The presentations and discussion focused on the transactional expectations of digital humanities projects and ways to keep humanistic inquiry at the center of projects that are valued according to an increasingly quantitative, metrics-driven system. The ACH blog has posted the abstracts of all of our presentations, and you can access the full text of my paper via Humanities Commons, the MLA’s open-access repository.

Read more about it on ZSR Library’s Inside ZSR blog!

Fred Harvey’s Tourist Map

In 1876, the Santa Fe Railroad hired British restauranteur Fred Harvey in the hopes of marketing their rail line via comfort food. It worked. The Santa Fe became, and still is, one of the most iconic railroads in the US, steeped in nostalgia and Americana.

Here’s a 1955 tourist map from the Fred Harvey Co. that documents the history of the company’s tourism business.

CLIR: The Splendid Torch

I co-authored a piece for the 2017 CLIR Report, A Splendid Torch: Learning and Teaching in Today’s Academic Libraries. I learned so much working alongside Marta Brunner, Ece Turnator, and Bridget Whearty to write “Creating Contact Zones in a ‘Post-Truth’ Era.”

And the best thing about CLIR publications (other than their relevant and important content)? They’re 100% open-access. It’s fun to share the knowledge without charging for it!

 

Studies in the Novel

Postcard: Elle of Ganado, ca. 1907, Fred Harvey Co. (Courtesy DeGolyer Library, Southern Methodist University)

I’m thrilled to announce the publication of the fall 2017 special issue of Studies in the Novel, “Gender and the Cultural Preoccupations of the American West,” which I co-edited with Sigrid Anderson Cordell (U Michigan). When the editors of Studies put out a CFP for special issue editors, we jumped at the opportunity to see who else out there was studying the lesser-known aspects of the literary production of American West, particularly the ways gender roles have been negotiated and constructed through literature.

We were the recipients of countless acts of academic generosity and camaraderie during the process of editing the issue, which I was pleasantly surprised to learn is quite the norm for women working in western studies.
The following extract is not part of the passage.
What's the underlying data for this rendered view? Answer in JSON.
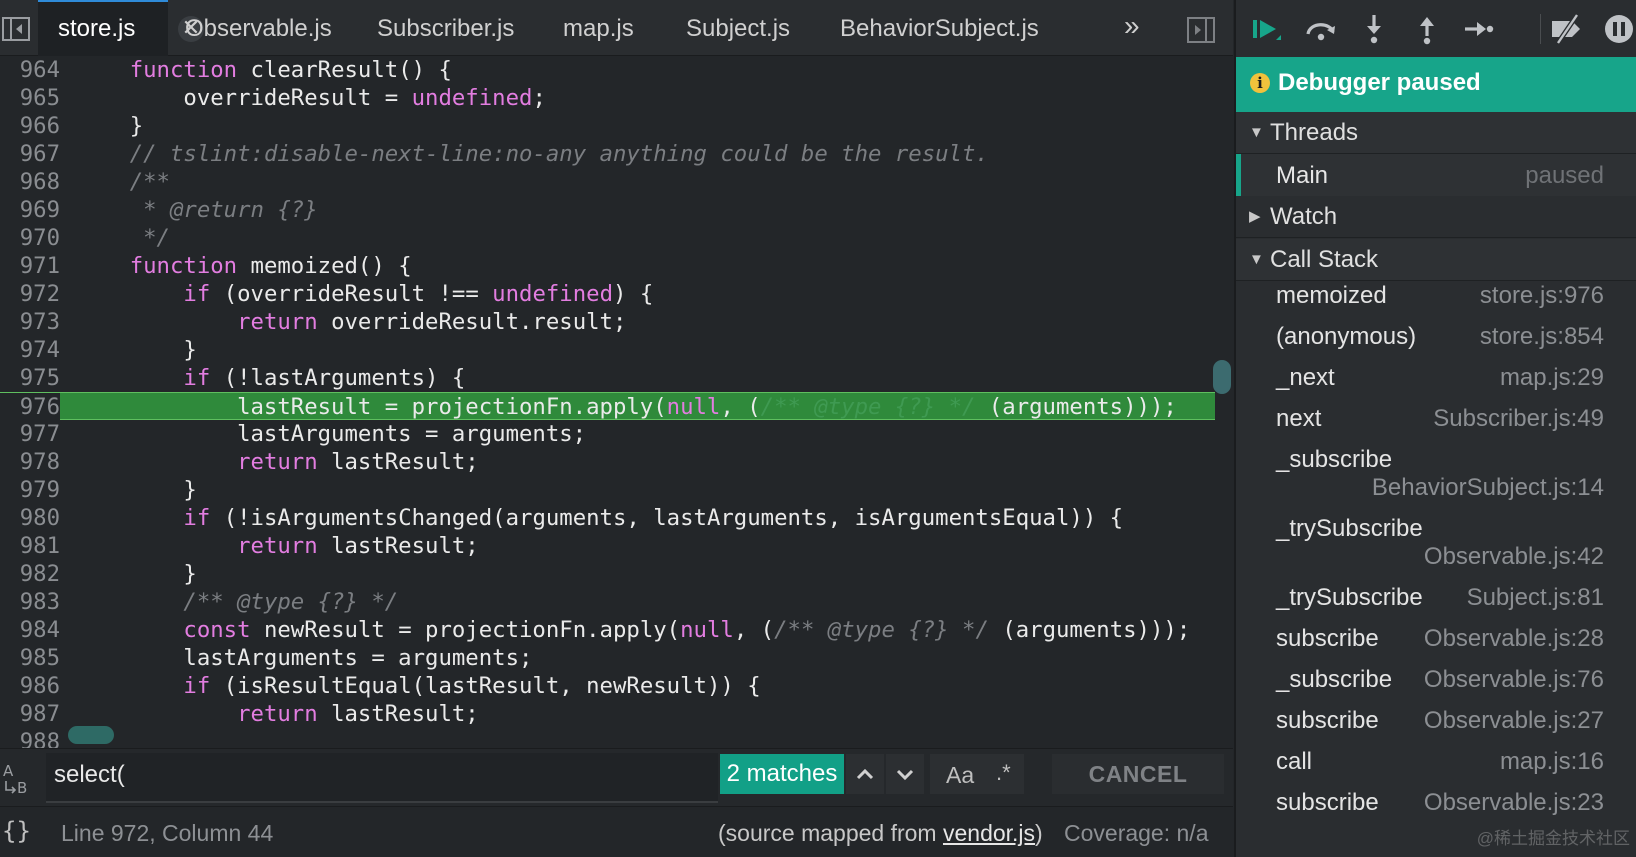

Victoria Lamont, Krista Comer, Melissa Homestead, Annette Kolodny, and Cathryn Halverson all offered support and mentorship through the process, and I couldn’t be more grateful. Krista ended up writing the Afterword, offering insight and reflection on the issue, as well as vision for the field’s next steps. In the extremely competitive world of academia, it’s refreshing (to say the least) to find a community of women that rallies around its members and advocates for everyone’s success.

Working with Studies‘ Managing Editor, Timothy Boswell, and Editor, Nora Gilbert, was also a delight. Their professional generosity made navigating the world of academic publishing from the editorial side (for the very first time), well, possible.

It is with gratitude that I announce the publication of this special issue.